Ainsi des pages que ce nostalgique de la religion nationale consacre à l’Europe, cette « noble et ancienne idée », dont il montre bien qu’elle est née de l’esprit des Lumières et des projets kantiens de paix perpétuelle, mais à laquelle il revient à notre génération, dit-il, de redonner un souffle, un idéal, une existence spirituelle, une âme.

Et ainsi – plus étrange encore et, dans la fonction qui est la sienne, assez exceptionnel… – de cette main tendue aux « proscrits » et aux « damnés » dont la France, selon lui, devrait être la servante : à qui pense-t-il ? aux Afghans ? aux femmes algériennes vitriolées ou égorgées par leurs bourreaux du FIS ? aux Tchétchènes massacrés par M. Poutine, notre nouvel ami ? à ces peuples d’Afrique auxquels nous lie, écrit-il, une communauté de devoirs et de destin ?

Sur ces points, et quelques autres, Villepin n’est pas seulement lyrique, mais émouvant, audacieux, inattendu : on croirait Barrès à Londres ; Saint-John Perse en visite dans la France d’en bas ; on croirait un fils naturel de Mitterrand – celui (mais on croyait qu’il était le dernier du genre !) qui savait encore vivre ses mots, écrire sa vie, faire de la politique plume à la main.
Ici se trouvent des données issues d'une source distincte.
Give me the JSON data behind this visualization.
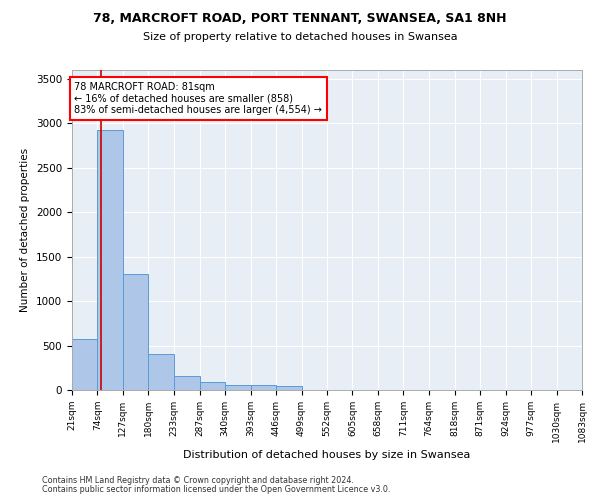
{
  "title1": "78, MARCROFT ROAD, PORT TENNANT, SWANSEA, SA1 8NH",
  "title2": "Size of property relative to detached houses in Swansea",
  "xlabel": "Distribution of detached houses by size in Swansea",
  "ylabel": "Number of detached properties",
  "footnote1": "Contains HM Land Registry data © Crown copyright and database right 2024.",
  "footnote2": "Contains public sector information licensed under the Open Government Licence v3.0.",
  "bar_color": "#aec6e8",
  "bar_edge_color": "#5b9bd5",
  "background_color": "#e8eef5",
  "grid_color": "#ffffff",
  "annotation_line1": "78 MARCROFT ROAD: 81sqm",
  "annotation_line2": "← 16% of detached houses are smaller (858)",
  "annotation_line3": "83% of semi-detached houses are larger (4,554) →",
  "property_size": 81,
  "red_line_color": "#cc0000",
  "bins": [
    21,
    74,
    127,
    180,
    233,
    287,
    340,
    393,
    446,
    499,
    552,
    605,
    658,
    711,
    764,
    818,
    871,
    924,
    977,
    1030,
    1083
  ],
  "bin_labels": [
    "21sqm",
    "74sqm",
    "127sqm",
    "180sqm",
    "233sqm",
    "287sqm",
    "340sqm",
    "393sqm",
    "446sqm",
    "499sqm",
    "552sqm",
    "605sqm",
    "658sqm",
    "711sqm",
    "764sqm",
    "818sqm",
    "871sqm",
    "924sqm",
    "977sqm",
    "1030sqm",
    "1083sqm"
  ],
  "counts": [
    570,
    2920,
    1310,
    410,
    155,
    90,
    60,
    55,
    45,
    0,
    0,
    0,
    0,
    0,
    0,
    0,
    0,
    0,
    0,
    0
  ],
  "ylim": [
    0,
    3600
  ],
  "yticks": [
    0,
    500,
    1000,
    1500,
    2000,
    2500,
    3000,
    3500
  ]
}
Sur tous ces points, ce ministre hors normes qui ne peut évoquer la place de la France dans le monde, ou la dégradation de l’esprit public, sans citer Celan, Char, La Fontaine, Henri Michaux, les bestiaires de Lautréamont, Condorcet, prend un risque majeur : celui, le jour venu, d’être jugé sur pièces et de se voir reprocher une montagne littéraire accouchant d’une souris diplomatique.

Puisse la nouvelle voix de la France se montrer à la hauteur de sa langue. Puisse-t-il donner corps, pour le coup, à cet ambitieux programme dont il expose, ici, le cahier des charges. Littérature oblige. Ses maîtres en ferveur l’observent. La gargouille, qu’il a tirée de son silence, veille.